Abstract Lehnert

Nitric oxide (NO) is biosynthesized in mammals as a signaling molecule, and as an immune defense agent (by macrophages) to fight off invading pathogens. However, pathogenic bacteria use flavodiiron NO reductases (FNORs) as a protection against exogenous NO. These enzymes reduce two molecules of NO to non-toxic N2O and water. FNORs are therefore implicated in bacterial pathogenesis as these enzymes equip these microbes with resistance against the mammalian immune defense agent NO. Despite this biomedical significance, the mechanism of these enzymes is not well understood. FNORs contain a typical non-heme diiron active site, which is in close proximity (~4 Å) of the flavin (FMN) binding domain of an adjacent subunit. We have prepared the diiron dinitrosyl model complex [Fe2(BPMP)(OPr)(NO)2]X2 (X = BPh4, OTf, BF4) and characterized it using a number of spectroscopic techniques, and studied its reactivity towards N2O formation. The crystal structure of this complex shows two end-on coordinated {FeNO}7 units in a coplanar arrangement.
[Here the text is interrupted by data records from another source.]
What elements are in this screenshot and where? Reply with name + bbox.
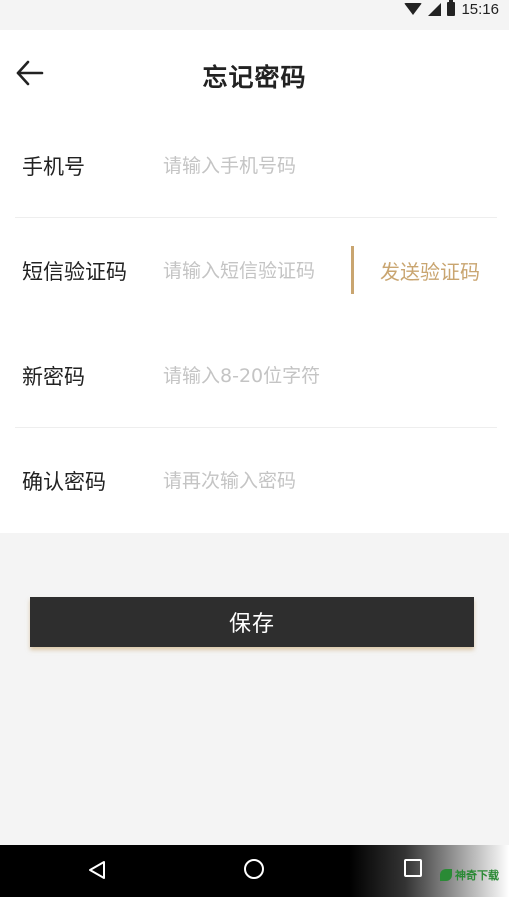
save-button[interactable]: 保存 (30, 597, 474, 647)
nav-back-button[interactable] (86, 859, 108, 885)
signal-icon (428, 2, 442, 16)
sms-code-label: 短信验证码 (22, 259, 127, 284)
reset-password-form: 手机号 短信验证码 发送验证码 新密码 确认密码 (0, 113, 509, 533)
confirm-password-label: 确认密码 (22, 469, 106, 494)
vertical-separator (351, 246, 354, 294)
phone-row: 手机号 (0, 113, 509, 218)
nav-recent-button[interactable] (404, 859, 422, 877)
leaf-icon (440, 869, 452, 881)
nav-home-icon (244, 859, 264, 879)
confirm-password-row: 确认密码 (0, 428, 509, 533)
nav-back-icon (89, 861, 105, 879)
new-password-input[interactable] (163, 355, 483, 396)
battery-icon (447, 0, 456, 16)
new-password-row: 新密码 (0, 323, 509, 428)
status-bar: 15:16 (0, 0, 509, 18)
page-title: 忘记密码 (202, 63, 307, 92)
phone-label: 手机号 (22, 154, 85, 179)
watermark-text: 神奇下载 (455, 869, 499, 882)
status-time: 15:16 (461, 0, 499, 18)
send-code-button[interactable]: 发送验证码 (380, 256, 480, 285)
watermark: 神奇下载 (440, 867, 499, 883)
header: 忘记密码 (0, 30, 509, 116)
nav-recent-icon (404, 859, 422, 877)
navigation-bar: 神奇下载 (0, 845, 509, 897)
phone-input[interactable] (163, 145, 483, 186)
confirm-password-input[interactable] (163, 460, 483, 501)
wifi-icon (404, 3, 423, 15)
new-password-label: 新密码 (22, 364, 85, 389)
nav-home-button[interactable] (244, 859, 264, 879)
sms-code-input[interactable] (163, 250, 343, 291)
sms-code-row: 短信验证码 发送验证码 (0, 218, 509, 323)
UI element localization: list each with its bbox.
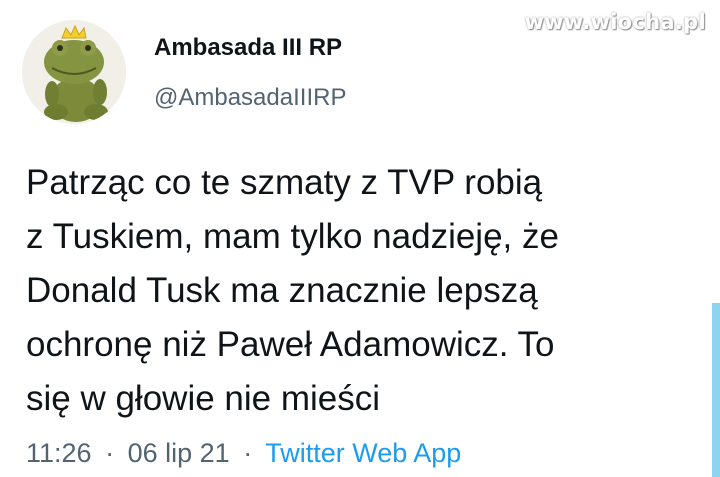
avatar[interactable] xyxy=(22,20,126,124)
tweet-line: z Tuskiem, mam tylko nadzieję, że xyxy=(26,217,559,256)
tweet-line: się w głowie nie mieści xyxy=(26,379,381,418)
tweet-line: Donald Tusk ma znacznie lepszą xyxy=(26,271,538,310)
author-display-name[interactable]: Ambasada III RP xyxy=(154,34,342,62)
scrollbar[interactable] xyxy=(712,303,720,477)
tweet-text: Patrząc co te szmaty z TVP robią z Tuski… xyxy=(26,156,706,426)
frog-plush-with-crown-icon xyxy=(22,20,126,124)
tweet-time[interactable]: 11:26 xyxy=(26,438,92,468)
tweet-metadata: 11:26 · 06 lip 21 · Twitter Web App xyxy=(26,438,461,469)
tweet-source-link[interactable]: Twitter Web App xyxy=(265,438,461,468)
separator-dot: · xyxy=(243,438,253,468)
tweet-date[interactable]: 06 lip 21 xyxy=(128,438,230,468)
tweet-line: Patrząc co te szmaty z TVP robią xyxy=(26,163,543,202)
tweet-line: ochronę niż Paweł Adamowicz. To xyxy=(26,325,555,364)
watermark-text: www.wiocha.pl xyxy=(524,10,706,34)
separator-dot: · xyxy=(105,438,115,468)
author-handle[interactable]: @AmbasadaIIIRP xyxy=(154,84,346,112)
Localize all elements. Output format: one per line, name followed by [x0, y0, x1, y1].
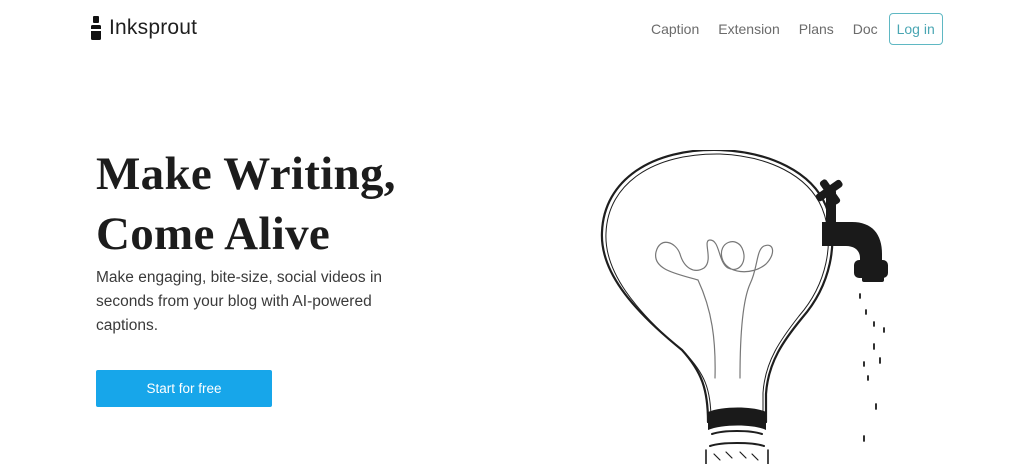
nav-caption[interactable]: Caption: [651, 21, 699, 37]
top-nav: Caption Extension Plans Doc Log in: [651, 12, 943, 45]
start-for-free-button[interactable]: Start for free: [96, 370, 272, 407]
hero-title-line-2: Come Alive: [96, 208, 331, 260]
ink-bottle-icon: [91, 16, 101, 40]
brand-name: Inksprout: [109, 16, 198, 39]
nav-plans[interactable]: Plans: [799, 21, 834, 37]
nav-doc[interactable]: Doc: [853, 21, 878, 37]
login-button[interactable]: Log in: [888, 12, 943, 45]
hero-subtitle: Make engaging, bite-size, social videos …: [96, 269, 383, 334]
hero-title-line-1: Make Writing,: [96, 148, 396, 200]
brand-logo[interactable]: Inksprout: [90, 14, 197, 42]
lightbulb-faucet-illustration: [600, 150, 888, 464]
hero-title: Make Writing, Come Alive: [96, 144, 536, 264]
nav-extension[interactable]: Extension: [718, 21, 779, 37]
Importantly, reduction of this complex leads to the clean formation of N2O in quantitative yield, as previously reported. This complex therefore represents the first example of a functional model system for FNORs. More recent investigations have shown that this complex undergoes quantitative N-N bond formation and N2O release in the presence of 1 equivalent of reductant, via a semireduced {FeNO}7-{FeNO}8 intermediate. Spectroscopic studies on the stable, mononuclear {FeNO}8 complex [Fe(TMG3tren)(NO)]+ show that reduction of a high-spin {FeNO}7 complex results in a weakening of the Fe-NO bond and an increase of radical character on the bound NO ligand, leading to the observed increase in reactivity. More recent efforts are now directed toward investigating whether a direct NO reduction from a diferrous model complex can be accomplished.